最近の親子クラスでは飛び道具の練習をしている。

弓矢や吹き矢、投石器など。

やらせてみると意外にできない。最近の子どもは弓矢の存在すら知らない子も多いようだ。これもひとえに大人が「危険だから」と危ないものを遠ざけてきた結果だろう。

しかしマーシャルアーツを標榜する以上、飛び道具について最低限の知識とスキルが無ければいけない。ということで百均で弓矢と吹き矢を買い込んで子どもたちに配り、それであそんでいる。

最初は矢をつがえる動作すら知らない子でも、遊んでいるうちに射てるようになる。まあすごくうまくなるわけではないが、基本的な使い方くらいは身につく。ゼロがイチになるくらいのものだ。

吹き矢もそう。弓矢に比べて吹き矢は不評だったけど、ハマった子もいた。

意外な発見は、吹き矢は呼吸の練習によいということ。呼吸法しまくってる僕が射つとすごい勢いで飛んでくのだけど、これはなかなか熟練を要するらしい。子どもたちにはぜひ勢いよく吹き矢を射てるようになっていただきたい。

あとは投石。銃が登場する前、戦場でもっとも多くの兵を殺めた兵器は石であった。投石である。古代の戦記には城の上から投げ下ろして、登ってくる兵士を貫通したなんて威力もあるらしい。空を飛ぶ鳥にあてて狩る部族なんてのもいるそうだ。こんな有効な技術をマーシャルアーツとして、忘れるわけにはいかない。親子クラスでやったのはゴムボールにヒモを結んでぐるぐる回して投げる方式。パレスチナに車椅子にのったレジスタンスがこのやり方で投石している写真があって、これがなかなかかっこよかったのでぜひやってみようかと思った。もう一つ、布に石をくるんでなげる方式をやらせてみたこともある。こちらは振り回す途中でボールを落としてしまったりなど、ちょっと難しそうだったので。

もしかしたら子どもたちが大人になって、どこかのレジスタンスに入って戦うこともあるかも知れない。
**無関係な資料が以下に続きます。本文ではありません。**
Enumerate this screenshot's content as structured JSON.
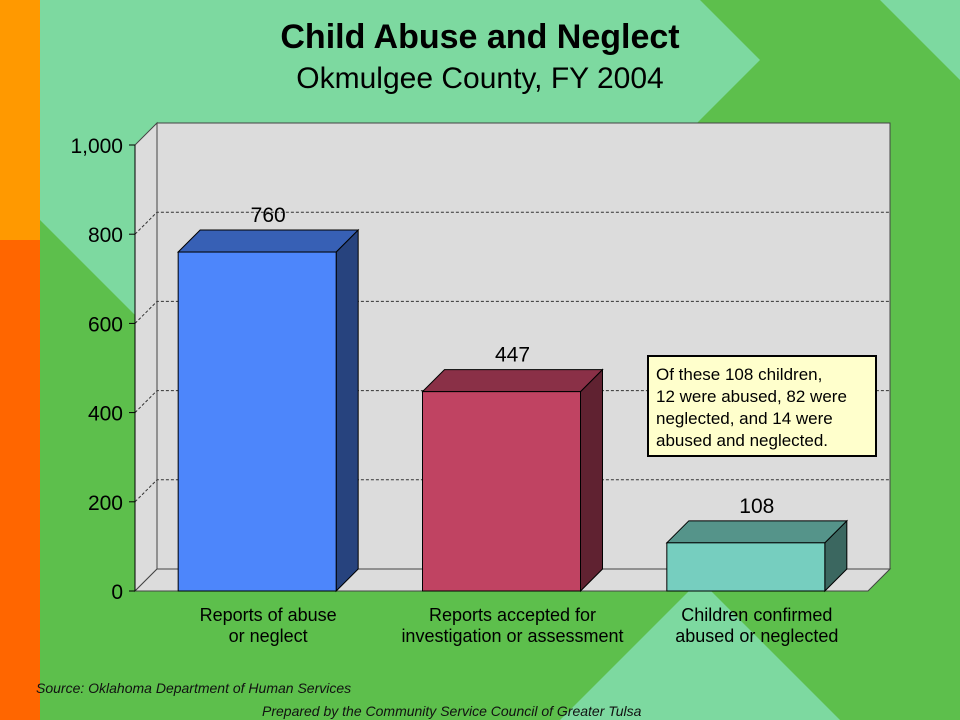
{
  "theme": {
    "background": "#5dbf4c",
    "light_band": "#7dd9a0",
    "sidebar_top": "#ff9900",
    "sidebar_bottom": "#ff6600"
  },
  "header": {
    "title": "Child Abuse and Neglect",
    "subtitle": "Okmulgee County, FY 2004"
  },
  "chart_data": {
    "type": "bar",
    "title": "Child Abuse and Neglect",
    "subtitle": "Okmulgee County, FY 2004",
    "categories": [
      [
        "Reports of abuse",
        "or neglect"
      ],
      [
        "Reports accepted for",
        "investigation or assessment"
      ],
      [
        "Children confirmed",
        "abused or neglected"
      ]
    ],
    "values": [
      760,
      447,
      108
    ],
    "value_labels": [
      "760",
      "447",
      "108"
    ],
    "colors": [
      "#4d86fb",
      "#c04362",
      "#76cebf"
    ],
    "ylim": [
      0,
      1000
    ],
    "yticks": [
      0,
      200,
      400,
      600,
      800,
      1000
    ],
    "ytick_labels": [
      "0",
      "200",
      "400",
      "600",
      "800",
      "1,000"
    ],
    "grid": true,
    "annotation": [
      "Of these 108 children,",
      "12 were abused, 82 were",
      "neglected, and 14 were",
      "abused and neglected."
    ]
  },
  "footer": {
    "source": "Source:  Oklahoma Department of Human Services",
    "prepared": "Prepared by the Community Service Council of Greater Tulsa"
  }
}
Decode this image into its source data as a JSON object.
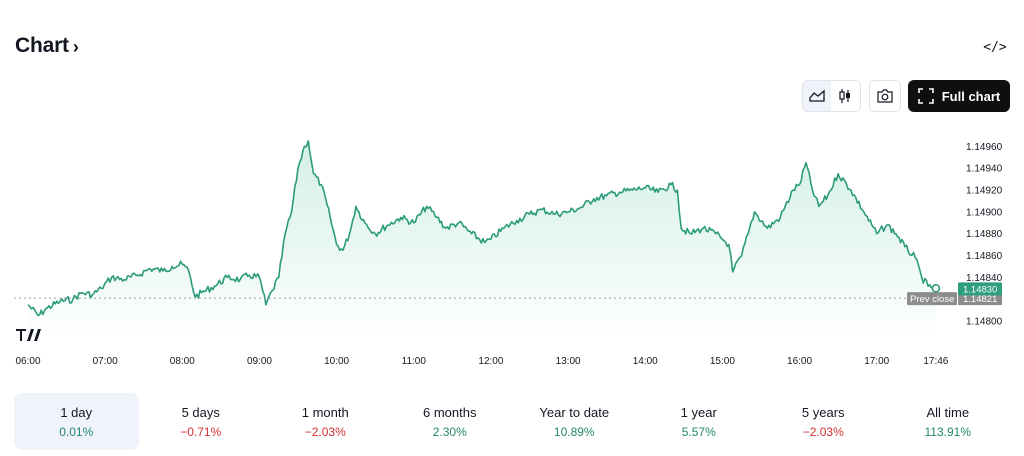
{
  "header": {
    "title": "Chart",
    "chevron": "›",
    "embed_icon": "</>"
  },
  "toolbar": {
    "full_chart_label": "Full chart",
    "icons": [
      "area-chart-icon",
      "candles-icon",
      "camera-icon",
      "fullscreen-icon"
    ]
  },
  "colors": {
    "line": "#2b9b7c",
    "fill_top": "#cfeee3",
    "price_badge": "#2e9e7d",
    "prev_badge": "#8c8c8c",
    "positive": "#22876e",
    "negative": "#d32f2f"
  },
  "chart_data": {
    "type": "area",
    "y_ticks": [
      "1.14960",
      "1.14940",
      "1.14920",
      "1.14900",
      "1.14880",
      "1.14860",
      "1.14840",
      "1.14800"
    ],
    "x_ticks": [
      "06:00",
      "07:00",
      "08:00",
      "09:00",
      "10:00",
      "11:00",
      "12:00",
      "13:00",
      "14:00",
      "15:00",
      "16:00",
      "17:00",
      "17:46"
    ],
    "ylim": [
      1.1479,
      1.14975
    ],
    "xlim": [
      "06:00",
      "17:50"
    ],
    "last_price": "1.14830",
    "prev_close_label": "Prev close",
    "prev_close": "1.14821",
    "series": [
      {
        "points": [
          [
            "06:00",
            1.14815
          ],
          [
            "06:08",
            1.14805
          ],
          [
            "06:15",
            1.14812
          ],
          [
            "06:25",
            1.14818
          ],
          [
            "06:35",
            1.1482
          ],
          [
            "06:42",
            1.14826
          ],
          [
            "06:50",
            1.14824
          ],
          [
            "06:57",
            1.1483
          ],
          [
            "07:05",
            1.1484
          ],
          [
            "07:15",
            1.14838
          ],
          [
            "07:25",
            1.14842
          ],
          [
            "07:35",
            1.14848
          ],
          [
            "07:45",
            1.14846
          ],
          [
            "07:52",
            1.1485
          ],
          [
            "08:00",
            1.14852
          ],
          [
            "08:05",
            1.14846
          ],
          [
            "08:10",
            1.14822
          ],
          [
            "08:15",
            1.14826
          ],
          [
            "08:25",
            1.14832
          ],
          [
            "08:35",
            1.1484
          ],
          [
            "08:45",
            1.14838
          ],
          [
            "08:52",
            1.14842
          ],
          [
            "09:00",
            1.1484
          ],
          [
            "09:05",
            1.14815
          ],
          [
            "09:10",
            1.14828
          ],
          [
            "09:15",
            1.1484
          ],
          [
            "09:20",
            1.1488
          ],
          [
            "09:25",
            1.149
          ],
          [
            "09:30",
            1.1494
          ],
          [
            "09:35",
            1.1496
          ],
          [
            "09:38",
            1.14965
          ],
          [
            "09:42",
            1.14935
          ],
          [
            "09:48",
            1.14925
          ],
          [
            "09:55",
            1.14895
          ],
          [
            "10:00",
            1.1487
          ],
          [
            "10:05",
            1.14865
          ],
          [
            "10:10",
            1.1488
          ],
          [
            "10:15",
            1.14905
          ],
          [
            "10:22",
            1.1489
          ],
          [
            "10:30",
            1.1488
          ],
          [
            "10:40",
            1.14888
          ],
          [
            "10:50",
            1.14895
          ],
          [
            "11:00",
            1.1489
          ],
          [
            "11:10",
            1.14905
          ],
          [
            "11:18",
            1.14895
          ],
          [
            "11:25",
            1.14885
          ],
          [
            "11:35",
            1.1489
          ],
          [
            "11:45",
            1.1488
          ],
          [
            "11:55",
            1.14872
          ],
          [
            "12:00",
            1.14875
          ],
          [
            "12:10",
            1.14885
          ],
          [
            "12:20",
            1.14892
          ],
          [
            "12:30",
            1.14898
          ],
          [
            "12:40",
            1.14902
          ],
          [
            "12:50",
            1.14898
          ],
          [
            "13:00",
            1.149
          ],
          [
            "13:10",
            1.14904
          ],
          [
            "13:20",
            1.14912
          ],
          [
            "13:30",
            1.14915
          ],
          [
            "13:40",
            1.14918
          ],
          [
            "13:50",
            1.1492
          ],
          [
            "14:00",
            1.14922
          ],
          [
            "14:10",
            1.14918
          ],
          [
            "14:20",
            1.14925
          ],
          [
            "14:25",
            1.1492
          ],
          [
            "14:28",
            1.14885
          ],
          [
            "14:35",
            1.1488
          ],
          [
            "14:45",
            1.14885
          ],
          [
            "14:55",
            1.1488
          ],
          [
            "15:00",
            1.14875
          ],
          [
            "15:05",
            1.1487
          ],
          [
            "15:08",
            1.14845
          ],
          [
            "15:15",
            1.1486
          ],
          [
            "15:20",
            1.1488
          ],
          [
            "15:25",
            1.149
          ],
          [
            "15:35",
            1.14885
          ],
          [
            "15:45",
            1.14895
          ],
          [
            "15:55",
            1.1492
          ],
          [
            "16:00",
            1.14925
          ],
          [
            "16:05",
            1.14945
          ],
          [
            "16:10",
            1.1492
          ],
          [
            "16:15",
            1.14905
          ],
          [
            "16:22",
            1.14915
          ],
          [
            "16:30",
            1.14935
          ],
          [
            "16:40",
            1.1492
          ],
          [
            "16:50",
            1.149
          ],
          [
            "17:00",
            1.1488
          ],
          [
            "17:08",
            1.14888
          ],
          [
            "17:15",
            1.1488
          ],
          [
            "17:22",
            1.14868
          ],
          [
            "17:30",
            1.14858
          ],
          [
            "17:35",
            1.1484
          ],
          [
            "17:40",
            1.14832
          ],
          [
            "17:46",
            1.1483
          ]
        ]
      }
    ]
  },
  "periods": [
    {
      "label": "1 day",
      "change": "0.01%",
      "positive": true
    },
    {
      "label": "5 days",
      "change": "−0.71%",
      "positive": false
    },
    {
      "label": "1 month",
      "change": "−2.03%",
      "positive": false
    },
    {
      "label": "6 months",
      "change": "2.30%",
      "positive": true
    },
    {
      "label": "Year to date",
      "change": "10.89%",
      "positive": true
    },
    {
      "label": "1 year",
      "change": "5.57%",
      "positive": true
    },
    {
      "label": "5 years",
      "change": "−2.03%",
      "positive": false
    },
    {
      "label": "All time",
      "change": "113.91%",
      "positive": true
    }
  ]
}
そういう時に役立つように。

投石の練習をして気づいたのは、意外に先におもりのついたヒモを振り回すことができない、ということ。簡単そうな動作だけど、やっぱりこれも一定の習熟が必要なようだ。

ものを投げたり、振り回したり。

こうした動作は本来、遊びの中で自然に養われるはずのものだ。

昭和生まれ、東京生まれで東京育ちの僕の時点ですでに身体操作はかなり喪失していたはずだ。でも今の子どもはそれ以上なのかも知れない。

ひとえに良識のある素晴らしい大人たちが、その高邁たる理性と優しさによって危険なものを子どもたちから遠ざけたからだ。それでいて「今どきの子は」なんて言うのは理不尽だ。

だったら僕は悪い遊びを教える悪い大人のほうがいい。